O que era promissor ficou ainda
melhor quando Barbara se deparou com o estudo do psicólogo americano Mark
Rosenzweig. Ele provou que ratos de laboratório que vivem em ambientes
estimulantes aprendem mais do que os confinados em jaulas vazias. “Por 400
anos, a ciência acreditou que a anatomia do cérebro era imutável.

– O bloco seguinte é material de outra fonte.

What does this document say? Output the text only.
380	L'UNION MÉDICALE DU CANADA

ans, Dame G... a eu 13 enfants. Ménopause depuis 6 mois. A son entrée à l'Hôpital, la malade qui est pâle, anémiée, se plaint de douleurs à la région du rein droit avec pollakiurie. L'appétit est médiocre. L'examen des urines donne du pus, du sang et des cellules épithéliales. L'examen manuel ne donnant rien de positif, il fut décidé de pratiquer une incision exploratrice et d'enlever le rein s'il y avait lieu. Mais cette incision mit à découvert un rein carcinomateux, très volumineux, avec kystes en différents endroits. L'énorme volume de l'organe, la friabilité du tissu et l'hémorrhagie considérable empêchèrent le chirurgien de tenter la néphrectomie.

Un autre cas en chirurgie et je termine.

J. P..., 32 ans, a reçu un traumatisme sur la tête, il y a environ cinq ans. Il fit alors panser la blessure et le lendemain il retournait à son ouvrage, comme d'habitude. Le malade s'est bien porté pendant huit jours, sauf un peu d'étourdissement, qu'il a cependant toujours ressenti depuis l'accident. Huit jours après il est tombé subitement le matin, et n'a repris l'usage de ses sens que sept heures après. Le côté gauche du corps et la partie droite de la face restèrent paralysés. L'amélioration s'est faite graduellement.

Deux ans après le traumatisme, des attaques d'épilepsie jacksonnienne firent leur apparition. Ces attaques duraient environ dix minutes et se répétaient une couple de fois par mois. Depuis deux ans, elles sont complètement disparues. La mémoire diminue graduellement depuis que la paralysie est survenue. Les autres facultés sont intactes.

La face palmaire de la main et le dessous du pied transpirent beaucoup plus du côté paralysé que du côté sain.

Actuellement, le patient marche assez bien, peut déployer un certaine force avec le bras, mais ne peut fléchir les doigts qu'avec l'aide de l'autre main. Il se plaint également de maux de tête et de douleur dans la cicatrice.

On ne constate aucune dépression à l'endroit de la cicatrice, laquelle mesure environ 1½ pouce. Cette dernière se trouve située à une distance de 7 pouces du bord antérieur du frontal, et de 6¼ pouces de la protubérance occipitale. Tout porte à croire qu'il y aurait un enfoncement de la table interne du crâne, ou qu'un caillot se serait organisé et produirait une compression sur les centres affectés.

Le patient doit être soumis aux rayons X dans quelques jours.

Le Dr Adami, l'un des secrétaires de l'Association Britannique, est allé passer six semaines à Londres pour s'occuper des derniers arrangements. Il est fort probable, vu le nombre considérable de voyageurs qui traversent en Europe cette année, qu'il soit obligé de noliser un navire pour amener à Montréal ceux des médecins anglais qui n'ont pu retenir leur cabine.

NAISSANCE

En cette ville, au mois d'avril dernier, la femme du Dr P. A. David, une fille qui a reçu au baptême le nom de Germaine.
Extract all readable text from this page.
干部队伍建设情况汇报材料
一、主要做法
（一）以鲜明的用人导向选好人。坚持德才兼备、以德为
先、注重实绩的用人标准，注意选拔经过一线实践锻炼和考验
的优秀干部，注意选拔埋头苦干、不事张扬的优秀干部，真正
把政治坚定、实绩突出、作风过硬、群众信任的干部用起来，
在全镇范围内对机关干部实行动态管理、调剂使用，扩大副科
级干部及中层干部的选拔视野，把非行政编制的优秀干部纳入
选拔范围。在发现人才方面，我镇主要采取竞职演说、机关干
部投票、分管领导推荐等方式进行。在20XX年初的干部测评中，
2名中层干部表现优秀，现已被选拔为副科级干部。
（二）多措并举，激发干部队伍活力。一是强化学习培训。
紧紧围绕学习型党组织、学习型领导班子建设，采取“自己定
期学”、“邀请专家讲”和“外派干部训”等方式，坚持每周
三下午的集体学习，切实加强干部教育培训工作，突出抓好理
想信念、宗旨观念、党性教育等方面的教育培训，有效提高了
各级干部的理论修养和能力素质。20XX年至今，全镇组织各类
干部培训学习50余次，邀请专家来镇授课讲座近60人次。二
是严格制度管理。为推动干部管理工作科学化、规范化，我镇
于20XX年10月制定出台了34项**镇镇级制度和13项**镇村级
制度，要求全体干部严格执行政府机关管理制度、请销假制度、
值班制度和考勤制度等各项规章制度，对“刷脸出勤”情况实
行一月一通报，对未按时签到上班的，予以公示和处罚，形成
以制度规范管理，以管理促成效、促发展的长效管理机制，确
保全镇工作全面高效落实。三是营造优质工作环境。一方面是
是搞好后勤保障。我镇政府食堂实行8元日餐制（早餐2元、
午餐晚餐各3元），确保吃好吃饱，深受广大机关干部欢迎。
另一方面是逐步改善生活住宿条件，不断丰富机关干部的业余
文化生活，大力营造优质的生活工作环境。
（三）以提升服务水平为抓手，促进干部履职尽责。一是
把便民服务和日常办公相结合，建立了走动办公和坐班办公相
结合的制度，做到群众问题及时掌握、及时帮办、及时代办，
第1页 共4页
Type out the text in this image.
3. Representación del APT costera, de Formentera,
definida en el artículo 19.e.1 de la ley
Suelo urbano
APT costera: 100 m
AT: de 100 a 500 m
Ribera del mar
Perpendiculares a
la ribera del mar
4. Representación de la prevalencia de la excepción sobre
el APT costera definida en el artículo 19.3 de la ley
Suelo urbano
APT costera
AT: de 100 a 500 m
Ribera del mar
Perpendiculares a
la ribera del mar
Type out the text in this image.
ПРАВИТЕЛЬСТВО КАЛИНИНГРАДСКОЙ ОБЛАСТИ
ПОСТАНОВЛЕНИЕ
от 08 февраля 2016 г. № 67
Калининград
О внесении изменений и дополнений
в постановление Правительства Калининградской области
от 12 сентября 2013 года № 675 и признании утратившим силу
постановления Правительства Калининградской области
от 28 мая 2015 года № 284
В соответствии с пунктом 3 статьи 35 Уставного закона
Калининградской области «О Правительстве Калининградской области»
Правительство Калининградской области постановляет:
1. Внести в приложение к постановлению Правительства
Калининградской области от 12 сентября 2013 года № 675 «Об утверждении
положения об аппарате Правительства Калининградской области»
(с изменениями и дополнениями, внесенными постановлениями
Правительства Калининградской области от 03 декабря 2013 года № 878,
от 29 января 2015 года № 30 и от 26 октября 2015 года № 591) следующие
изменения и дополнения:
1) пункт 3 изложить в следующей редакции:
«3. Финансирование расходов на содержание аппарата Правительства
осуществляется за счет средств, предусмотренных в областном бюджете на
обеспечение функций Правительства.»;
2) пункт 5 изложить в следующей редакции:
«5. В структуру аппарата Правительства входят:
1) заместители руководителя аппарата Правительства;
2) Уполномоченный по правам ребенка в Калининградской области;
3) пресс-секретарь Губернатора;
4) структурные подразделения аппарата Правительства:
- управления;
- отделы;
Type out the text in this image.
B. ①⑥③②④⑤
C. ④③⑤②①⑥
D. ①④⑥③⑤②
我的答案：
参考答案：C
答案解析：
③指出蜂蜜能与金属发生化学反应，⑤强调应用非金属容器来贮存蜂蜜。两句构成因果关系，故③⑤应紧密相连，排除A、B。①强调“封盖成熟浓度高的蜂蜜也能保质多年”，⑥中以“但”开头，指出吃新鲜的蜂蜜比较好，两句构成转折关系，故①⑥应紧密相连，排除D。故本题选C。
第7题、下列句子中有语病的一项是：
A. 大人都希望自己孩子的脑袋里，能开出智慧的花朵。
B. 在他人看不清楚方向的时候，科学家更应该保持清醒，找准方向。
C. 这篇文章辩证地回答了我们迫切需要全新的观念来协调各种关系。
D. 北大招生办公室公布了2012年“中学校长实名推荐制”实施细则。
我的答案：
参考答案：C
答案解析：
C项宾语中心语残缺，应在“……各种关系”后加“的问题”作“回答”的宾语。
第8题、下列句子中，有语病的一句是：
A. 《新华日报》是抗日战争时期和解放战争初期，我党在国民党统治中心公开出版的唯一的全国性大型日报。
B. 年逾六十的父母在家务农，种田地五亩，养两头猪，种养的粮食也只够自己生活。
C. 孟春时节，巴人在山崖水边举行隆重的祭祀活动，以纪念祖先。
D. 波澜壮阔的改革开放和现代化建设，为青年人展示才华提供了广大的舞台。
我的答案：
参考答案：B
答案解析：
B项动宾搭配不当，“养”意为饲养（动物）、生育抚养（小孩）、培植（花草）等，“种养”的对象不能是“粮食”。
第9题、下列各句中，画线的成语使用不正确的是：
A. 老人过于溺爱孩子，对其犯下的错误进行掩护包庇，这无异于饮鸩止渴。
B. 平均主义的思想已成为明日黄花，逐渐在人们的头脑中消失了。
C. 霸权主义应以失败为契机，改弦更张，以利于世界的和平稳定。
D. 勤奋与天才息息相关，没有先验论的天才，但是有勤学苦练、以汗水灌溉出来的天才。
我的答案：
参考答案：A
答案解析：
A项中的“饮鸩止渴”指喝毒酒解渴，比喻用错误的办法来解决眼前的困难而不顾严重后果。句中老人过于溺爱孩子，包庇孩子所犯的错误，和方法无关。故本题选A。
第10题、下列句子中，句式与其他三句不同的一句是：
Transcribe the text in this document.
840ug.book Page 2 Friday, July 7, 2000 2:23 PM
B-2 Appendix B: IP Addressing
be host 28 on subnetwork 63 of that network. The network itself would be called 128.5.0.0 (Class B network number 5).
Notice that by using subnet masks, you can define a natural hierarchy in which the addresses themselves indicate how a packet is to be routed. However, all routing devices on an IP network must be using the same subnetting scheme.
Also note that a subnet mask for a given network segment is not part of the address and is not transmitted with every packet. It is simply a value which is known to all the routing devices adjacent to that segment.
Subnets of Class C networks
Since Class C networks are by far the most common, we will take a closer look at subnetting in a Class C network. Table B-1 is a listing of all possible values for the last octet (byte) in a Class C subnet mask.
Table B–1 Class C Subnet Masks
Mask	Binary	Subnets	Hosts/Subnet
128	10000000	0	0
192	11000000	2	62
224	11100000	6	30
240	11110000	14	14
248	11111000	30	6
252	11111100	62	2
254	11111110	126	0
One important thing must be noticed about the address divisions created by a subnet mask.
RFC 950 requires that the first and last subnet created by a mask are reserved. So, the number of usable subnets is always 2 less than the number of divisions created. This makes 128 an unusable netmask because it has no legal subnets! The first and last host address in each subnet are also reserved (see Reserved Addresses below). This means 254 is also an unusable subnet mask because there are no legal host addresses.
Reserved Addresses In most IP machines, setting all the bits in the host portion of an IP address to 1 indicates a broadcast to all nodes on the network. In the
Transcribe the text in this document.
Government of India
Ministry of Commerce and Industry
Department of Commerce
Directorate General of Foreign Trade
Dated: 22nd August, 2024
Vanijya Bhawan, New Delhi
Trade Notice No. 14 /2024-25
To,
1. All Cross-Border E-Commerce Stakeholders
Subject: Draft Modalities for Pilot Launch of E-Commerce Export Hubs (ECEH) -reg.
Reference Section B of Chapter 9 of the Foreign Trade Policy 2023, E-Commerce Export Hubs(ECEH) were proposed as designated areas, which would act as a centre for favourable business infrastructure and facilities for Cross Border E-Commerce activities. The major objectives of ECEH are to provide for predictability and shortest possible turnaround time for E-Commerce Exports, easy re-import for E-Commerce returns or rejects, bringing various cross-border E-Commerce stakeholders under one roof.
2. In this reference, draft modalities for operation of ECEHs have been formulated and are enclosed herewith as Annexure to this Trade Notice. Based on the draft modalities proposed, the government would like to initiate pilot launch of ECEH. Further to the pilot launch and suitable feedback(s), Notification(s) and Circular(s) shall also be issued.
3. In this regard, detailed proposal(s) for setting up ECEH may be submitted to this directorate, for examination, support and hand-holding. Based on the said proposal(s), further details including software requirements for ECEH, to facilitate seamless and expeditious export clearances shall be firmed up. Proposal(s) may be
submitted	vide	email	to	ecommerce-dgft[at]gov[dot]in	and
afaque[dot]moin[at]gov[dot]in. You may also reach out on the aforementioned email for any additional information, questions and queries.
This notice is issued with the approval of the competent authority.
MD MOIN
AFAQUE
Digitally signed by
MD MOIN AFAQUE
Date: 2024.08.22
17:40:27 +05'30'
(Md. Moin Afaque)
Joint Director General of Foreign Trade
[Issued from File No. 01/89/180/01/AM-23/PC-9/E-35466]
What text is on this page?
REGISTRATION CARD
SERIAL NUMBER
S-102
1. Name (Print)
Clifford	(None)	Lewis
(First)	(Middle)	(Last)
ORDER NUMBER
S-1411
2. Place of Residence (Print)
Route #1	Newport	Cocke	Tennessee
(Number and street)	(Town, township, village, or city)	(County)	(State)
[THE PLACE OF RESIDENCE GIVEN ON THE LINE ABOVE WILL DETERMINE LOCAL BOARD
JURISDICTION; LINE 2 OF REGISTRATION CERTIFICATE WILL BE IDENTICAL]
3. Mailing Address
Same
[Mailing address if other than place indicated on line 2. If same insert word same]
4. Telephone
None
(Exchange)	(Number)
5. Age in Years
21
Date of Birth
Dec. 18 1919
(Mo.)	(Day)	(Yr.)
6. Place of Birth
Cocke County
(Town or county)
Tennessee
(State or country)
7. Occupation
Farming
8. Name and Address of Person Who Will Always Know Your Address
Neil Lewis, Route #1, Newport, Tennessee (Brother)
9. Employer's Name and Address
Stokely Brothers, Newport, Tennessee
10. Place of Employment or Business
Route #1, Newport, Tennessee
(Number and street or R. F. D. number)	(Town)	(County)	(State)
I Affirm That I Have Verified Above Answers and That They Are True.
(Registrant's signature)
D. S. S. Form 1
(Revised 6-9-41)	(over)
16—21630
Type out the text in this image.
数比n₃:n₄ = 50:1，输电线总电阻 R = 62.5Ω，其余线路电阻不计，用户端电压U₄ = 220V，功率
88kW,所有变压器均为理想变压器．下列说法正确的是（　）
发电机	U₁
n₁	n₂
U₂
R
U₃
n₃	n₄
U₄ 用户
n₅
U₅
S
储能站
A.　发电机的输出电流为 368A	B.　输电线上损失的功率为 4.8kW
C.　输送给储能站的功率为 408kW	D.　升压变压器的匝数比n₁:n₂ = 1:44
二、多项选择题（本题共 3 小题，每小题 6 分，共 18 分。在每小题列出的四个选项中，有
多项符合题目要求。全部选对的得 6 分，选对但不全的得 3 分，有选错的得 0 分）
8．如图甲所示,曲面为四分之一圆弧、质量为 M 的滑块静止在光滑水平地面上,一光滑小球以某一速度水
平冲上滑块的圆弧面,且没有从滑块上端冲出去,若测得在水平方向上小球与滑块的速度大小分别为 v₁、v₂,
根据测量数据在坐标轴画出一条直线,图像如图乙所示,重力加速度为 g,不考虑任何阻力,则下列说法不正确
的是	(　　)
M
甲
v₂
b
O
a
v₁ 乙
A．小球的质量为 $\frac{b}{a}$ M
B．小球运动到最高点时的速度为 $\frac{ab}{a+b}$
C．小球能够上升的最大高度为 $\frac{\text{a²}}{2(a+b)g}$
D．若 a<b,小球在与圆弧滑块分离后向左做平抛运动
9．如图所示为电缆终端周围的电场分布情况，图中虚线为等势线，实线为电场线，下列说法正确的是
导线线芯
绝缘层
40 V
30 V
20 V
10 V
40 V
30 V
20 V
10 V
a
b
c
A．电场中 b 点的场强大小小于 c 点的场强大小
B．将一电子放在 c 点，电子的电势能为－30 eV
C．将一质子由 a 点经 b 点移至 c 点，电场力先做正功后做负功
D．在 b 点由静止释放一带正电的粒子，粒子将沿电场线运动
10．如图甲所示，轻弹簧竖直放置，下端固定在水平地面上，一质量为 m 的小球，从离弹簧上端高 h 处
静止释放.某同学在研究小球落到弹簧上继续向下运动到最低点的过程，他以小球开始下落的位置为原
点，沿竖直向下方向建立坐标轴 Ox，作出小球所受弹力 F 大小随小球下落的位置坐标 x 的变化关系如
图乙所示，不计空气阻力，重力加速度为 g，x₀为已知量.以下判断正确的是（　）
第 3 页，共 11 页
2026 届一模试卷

Hoje, sabemos
que é possível reorganizá-lo, mesmo quando danificado”, diz o psiquiatra
canadense Norman Doidge, autor de O Cérebro que se Transforma. É a chamada
neuroplasticidade. “São as mudanças que ocorrem quando fazemos novas sinapses,
fortalecemos conexões pré-existentes e formamos novos neurônios em resposta aos
estímulos externos”, afirma o neurologista Augusto Buchweitz, da PUC-RS.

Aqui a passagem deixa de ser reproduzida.